— Партизаны «мешали» захватчикам на своей родной земле! — вспылил Егорычев, но тут же немалым напряжением воли снова взял себя в руки. — И вы не хуже меня знаете, кого по каким причинам и на каких основаниях гитлеровцы сажали в концлагери и какие там царили зверские порядки!
— Ну, тут-то вы, дорогой Егорычев, совсем не правы! Нельзя же быть таким пристрастным! Порядок должен поддерживаться на фронте и в тылу. Он должен поддерживаться в равной степени и в детском саду, и в концентрационном лагере, и в балетной школе. В Англии — английский порядок, в России — русский, в Америке — американский, а в Германии, само собою разумеется, немецкий. Это логично. Против этого можно спорить, только потеряв способность мыслить беспристрастно.
Майор Цератод сказал:
— Вот именно, — и стал вытирать пот, обильно струившийся по его лицу. Он был рад, что теряет так много жидкости. Он рассчитывал потерять на этом подъеме не меньше двухсот, а то и все триста граммов.
— Я не могу, не хочу и не имею права мыслить беспристрастно, когда речь идет о варварах, ворвавшихся на мою родину и уничтоживших миллионы невинных советских людей! — сказал Егорычев.
— Ну вот, видите сами! — развел руками Фламмери, словно слова Егорычева подтверждали правильность его линии. — Вы сами видите, что нет никаких законных оснований судить этих людей, имевших несчастье попасть к нам в плен, потому что, я позволю себе вам заметить, нет большего несчастья для воина, чем попасть в плен к неприятелю. Это я вам говорю, как военный и как христианин.

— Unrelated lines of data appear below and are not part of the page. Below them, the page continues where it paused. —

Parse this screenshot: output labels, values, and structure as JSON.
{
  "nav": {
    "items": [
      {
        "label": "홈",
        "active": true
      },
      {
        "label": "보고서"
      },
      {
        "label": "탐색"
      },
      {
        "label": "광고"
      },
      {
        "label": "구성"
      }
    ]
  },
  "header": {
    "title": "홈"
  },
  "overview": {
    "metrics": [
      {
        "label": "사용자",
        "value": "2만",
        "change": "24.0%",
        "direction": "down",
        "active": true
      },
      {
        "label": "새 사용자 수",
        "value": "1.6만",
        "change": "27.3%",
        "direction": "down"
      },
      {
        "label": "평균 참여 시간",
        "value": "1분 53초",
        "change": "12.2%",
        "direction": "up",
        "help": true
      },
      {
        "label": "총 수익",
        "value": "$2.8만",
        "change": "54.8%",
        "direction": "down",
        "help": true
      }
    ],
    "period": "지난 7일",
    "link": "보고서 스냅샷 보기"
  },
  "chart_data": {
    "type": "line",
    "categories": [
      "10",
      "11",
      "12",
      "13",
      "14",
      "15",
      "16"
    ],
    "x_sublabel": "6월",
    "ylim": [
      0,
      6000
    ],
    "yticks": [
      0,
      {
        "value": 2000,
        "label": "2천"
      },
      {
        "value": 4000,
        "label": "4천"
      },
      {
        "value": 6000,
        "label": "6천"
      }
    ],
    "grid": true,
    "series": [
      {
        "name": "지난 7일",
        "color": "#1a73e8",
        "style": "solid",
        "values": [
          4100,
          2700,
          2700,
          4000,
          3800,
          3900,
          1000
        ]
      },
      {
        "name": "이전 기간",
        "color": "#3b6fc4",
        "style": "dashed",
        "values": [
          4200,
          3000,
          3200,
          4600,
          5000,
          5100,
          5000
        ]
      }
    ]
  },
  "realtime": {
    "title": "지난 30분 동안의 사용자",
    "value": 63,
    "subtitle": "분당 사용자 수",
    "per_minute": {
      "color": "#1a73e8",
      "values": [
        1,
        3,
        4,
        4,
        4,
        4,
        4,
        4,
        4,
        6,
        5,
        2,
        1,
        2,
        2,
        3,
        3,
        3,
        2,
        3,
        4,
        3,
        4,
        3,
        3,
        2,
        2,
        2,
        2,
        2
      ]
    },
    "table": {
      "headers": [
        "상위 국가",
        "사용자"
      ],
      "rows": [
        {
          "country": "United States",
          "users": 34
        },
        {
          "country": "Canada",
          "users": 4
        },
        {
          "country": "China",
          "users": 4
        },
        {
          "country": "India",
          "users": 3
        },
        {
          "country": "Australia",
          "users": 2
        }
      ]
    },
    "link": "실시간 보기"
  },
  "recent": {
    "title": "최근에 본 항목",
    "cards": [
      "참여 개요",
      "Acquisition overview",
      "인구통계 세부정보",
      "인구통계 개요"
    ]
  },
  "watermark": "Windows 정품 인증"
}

— Это могли бы в тысячу раз более обоснованно сказать наши советские люди, имевшие несчастье попасть в гитлеровские лапы!
— Ну вот, видите! — мягко сказал Фламмери, благосклонно дав Егорычеву высказаться. — Но я не имею права скрывать от вас, мой добрый друг, что ваше в высшей степени драматическое выступление заставило меня серьезно призадуматься.
Цератод от неожиданности даже остановился.
— Не будем задерживаться, дорогой мистер Цератод, — задушевно промолвил Фламмери, беря майора под руку. — Мы уже совсем недалеко. Я хотел сказать нашему дорогому другу мистеру Егорычеву, что страстность, с которой он говорил о предметах, Требующих холодного разума, заставила меня призадуматься. И знаете, к какому выводу я пришел, мистер Цератод? Я понял, что нам следует самым решительным образом предупредить нашего молодого и впечатлительного друга Егорычева, что всякие его самовольные меры в отношении наших общих пленных мы будем вынуждены расценивать, как незаконный и недружелюбный акт, направленный против нас лично.